À l’heure actuelle, il n’y a donc plus de livraison, pas de réassort possible, car le stock est « intégralement sur les présentoirs. Sauf surprise, je ne sais même pas comment on va faire pour tenir jusqu’au 20 janvier, avec des cartes iTunes ? », déclare-t-il le sourire au coin des lèvres. Cette fermeture est un « fiasco » selon Christian, « ce n’est pas à cause du piratage, GAME n’a pas su évoluer, depuis que je suis dans la boite, lorsque quelqu’un de la direction vient nous voir, on a l’impression de parler à un mur, à des gens qui ne connaissent rien au jeu vidéo, qui pensent que ça se vend comme des fruits ou des légumes avec si possible un maximum de profits », mais qu’aurait-il fallu changer alors ? « Je ne me prétends pas donneur de leçon, mais déjà, proposer un prix bas sur le site internet, et ne pas le répercuter en magasin, c’est suicidaire. Micromania ont compris que s’ils voulaient garder un rythme soutenu en boutique, il ne fallait pas que le site internet devienne son propre concurrent ». Un triste constat qui vient aussi s’ajouter au bilan économique plus que négatif de GAME qui n’a jamais réussi à trouver l’équilibre.

Les clients qui râlent ? « Rien à foutre »

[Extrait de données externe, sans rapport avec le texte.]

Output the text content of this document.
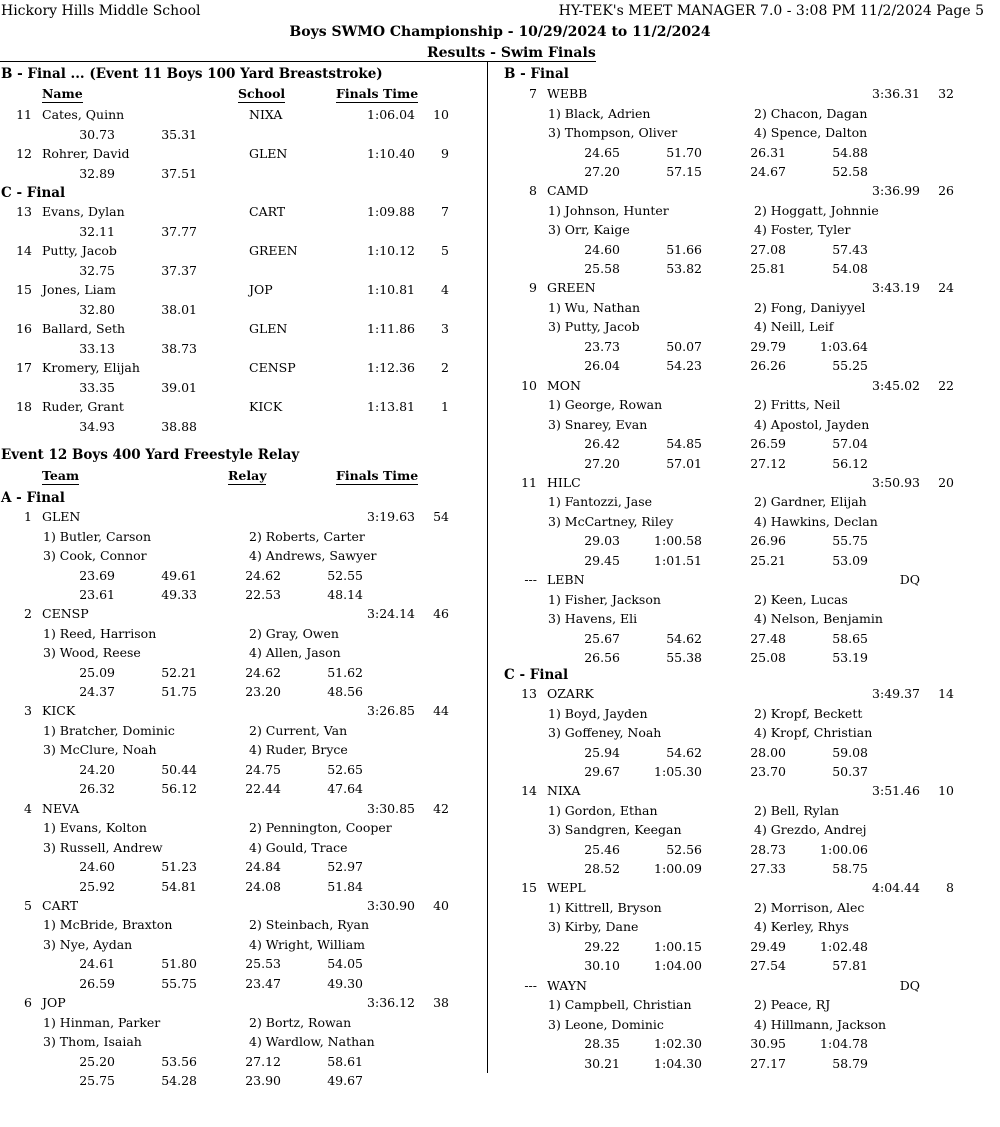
Hickory Hills Middle School	HY-TEK's MEET MANAGER 7.0 - 3:08 PM 11/2/2024 Page 5
Boys SWMO Championship - 10/29/2024 to 11/2/2024
Results - Swim Finals
B - Final ... (Event 11 Boys 100 Yard Breaststroke)
Name	School	Finals Time
11 Cates, Quinn	NIXA	1:06.04 10
30.73	35.31
12 Rohrer, David	GLEN	1:10.40 9
32.89	37.51
C - Final
13 Evans, Dylan	CART	1:09.88 7
32.11	37.77
14 Putty, Jacob	GREEN	1:10.12 5
32.75	37.37
15 Jones, Liam	JOP	1:10.81 4
32.80	38.01
16 Ballard, Seth	GLEN	1:11.86 3
33.13	38.73
17 Kromery, Elijah	CENSP	1:12.36 2
33.35	39.01
18 Ruder, Grant	KICK	1:13.81 1
34.93	38.88
Event 12 Boys 400 Yard Freestyle Relay
Team	Relay	Finals Time
A - Final
1 GLEN	3:19.63 54
1) Butler, Carson	2) Roberts, Carter
3) Cook, Connor	4) Andrews, Sawyer
23.69	49.61	24.62	52.55
23.61	49.33	22.53	48.14
2 CENSP	3:24.14 46
1) Reed, Harrison	2) Gray, Owen
3) Wood, Reese	4) Allen, Jason
25.09	52.21	24.62	51.62
24.37	51.75	23.20	48.56
3 KICK	3:26.85 44
1) Bratcher, Dominic	2) Current, Van
3) McClure, Noah	4) Ruder, Bryce
24.20	50.44	24.75	52.65
26.32	56.12	22.44	47.64
4 NEVA	3:30.85 42
1) Evans, Kolton	2) Pennington, Cooper
3) Russell, Andrew	4) Gould, Trace
24.60	51.23	24.84	52.97
25.92	54.81	24.08	51.84
5 CART	3:30.90 40
1) McBride, Braxton	2) Steinbach, Ryan
3) Nye, Aydan	4) Wright, William
24.61	51.80	25.53	54.05
26.59	55.75	23.47	49.30
6 JOP	3:36.12 38
1) Hinman, Parker	2) Bortz, Rowan
3) Thom, Isaiah	4) Wardlow, Nathan
25.20	53.56	27.12	58.61
25.75	54.28	23.90	49.67
B - Final
7 WEBB	3:36.31 32
1) Black, Adrien	2) Chacon, Dagan
3) Thompson, Oliver	4) Spence, Dalton
24.65	51.70	26.31	54.88
27.20	57.15	24.67	52.58
8 CAMD	3:36.99 26
1) Johnson, Hunter	2) Hoggatt, Johnnie
3) Orr, Kaige	4) Foster, Tyler
24.60	51.66	27.08	57.43
25.58	53.82	25.81	54.08
9 GREEN	3:43.19 24
1) Wu, Nathan	2) Fong, Daniyyel
3) Putty, Jacob	4) Neill, Leif
23.73	50.07	29.79	1:03.64
26.04	54.23	26.26	55.25
10 MON	3:45.02 22
1) George, Rowan	2) Fritts, Neil
3) Snarey, Evan	4) Apostol, Jayden
26.42	54.85	26.59	57.04
27.20	57.01	27.12	56.12
11 HILC	3:50.93 20
1) Fantozzi, Jase	2) Gardner, Elijah
3) McCartney, Riley	4) Hawkins, Declan
29.03	1:00.58	26.96	55.75
29.45	1:01.51	25.21	53.09
--- LEBN	DQ
1) Fisher, Jackson	2) Keen, Lucas
3) Havens, Eli	4) Nelson, Benjamin
25.67	54.62	27.48	58.65
26.56	55.38	25.08	53.19
C - Final
13 OZARK	3:49.37 14
1) Boyd, Jayden	2) Kropf, Beckett
3) Goffeney, Noah	4) Kropf, Christian
25.94	54.62	28.00	59.08
29.67	1:05.30	23.70	50.37
14 NIXA	3:51.46 10
1) Gordon, Ethan	2) Bell, Rylan
3) Sandgren, Keegan	4) Grezdo, Andrej
25.46	52.56	28.73	1:00.06
28.52	1:00.09	27.33	58.75
15 WEPL	4:04.44 8
1) Kittrell, Bryson	2) Morrison, Alec
3) Kirby, Dane	4) Kerley, Rhys
29.22	1:00.15	29.49	1:02.48
30.10	1:04.00	27.54	57.81
--- WAYN	DQ
1) Campbell, Christian	2) Peace, RJ
3) Leone, Dominic	4) Hillmann, Jackson
28.35	1:02.30	30.95	1:04.78
30.21	1:04.30	27.17	58.79
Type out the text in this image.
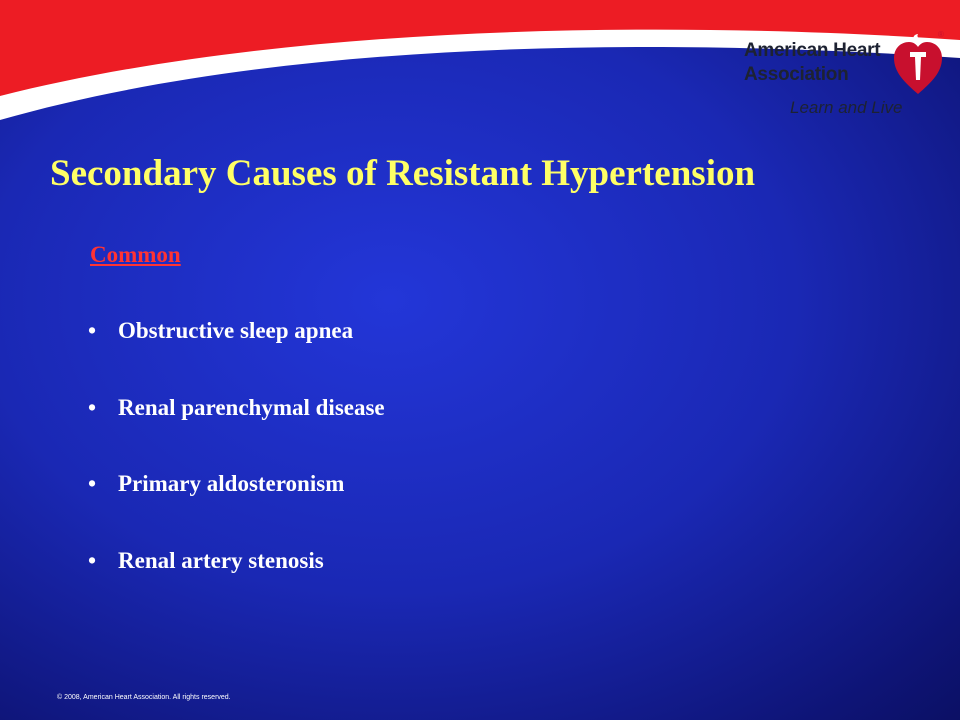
American Heart
Association
Learn and Live
®
Secondary Causes of Resistant Hypertension
Common
• Obstructive sleep apnea
• Renal parenchymal disease
• Primary aldosteronism
• Renal artery stenosis
© 2008, American Heart Association. All rights reserved.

Après cette journée où quasiment tous les clients lui ont demandé pourquoi il y avait autant de rabais, on sent une certaine lassitude : « En fait, je ne suis pas blasé, mais j’ai eu des réactions parfois phénoménales. Si certains étaient compatissants et regrettait finalement un peu, on en avait d’autre qui nous criait dessus en nous accusant que "de toute façon ce n’est que de votre faute", comme si nous, vendeur, on y pouvait quelque chose dans les prix de la distribution physique ». Mais alors que les achats de consoles se multiplient, la question qui revient souvent c’est que va-t-il advenir de la garantie ? « Pour Nintendo et Microsoft, c’est directement auprès d’eux qu’il faut voir, en revanche pour Sony, ils n’ont pas de support dédié, ils passent par un sous-traitant et il faut obligatoirement passé par l’endroit où l’on a acheté la console pour espérer qu’elle soit réparée, donc ces clients-là ne pourront pas profiter du SAV de Sony, et achètent une console sans garantie en somme ».

Une première journée qui laisse une interrogation dans l’air : « Aujourd’hui, on n’a plus rien, si ce n’est du catalogue bas de gamme que personne, même avec une grosse réduction, ne va acheter. On va toutefois proposer des réductions allant jusqu'à -80% pour tout écouler. Et les gens qui râlent, car on a pas de stock alors qu’on affiche les boites en rayons sans comprendre que ce n’est pas de notre faute à nous si on ferme le magasin, et bien qu’ils aillent se faire foutre ». Un constat critique, des mots bien forts et un avenir morose : « s’il est très difficile de retrouver du boulot aujourd’hui, je ne compte pas postuler chez Micromania, il y a des méthodes beaucoup trop discutables, et j’avais ma petite équipe soudée jusqu’à présent, j’ai peur de ne plus m’y retrouver, je changerai sans doute de milieu ».

Merci à notre interlocuteur de nous avoir répondu lors de cette entrevue.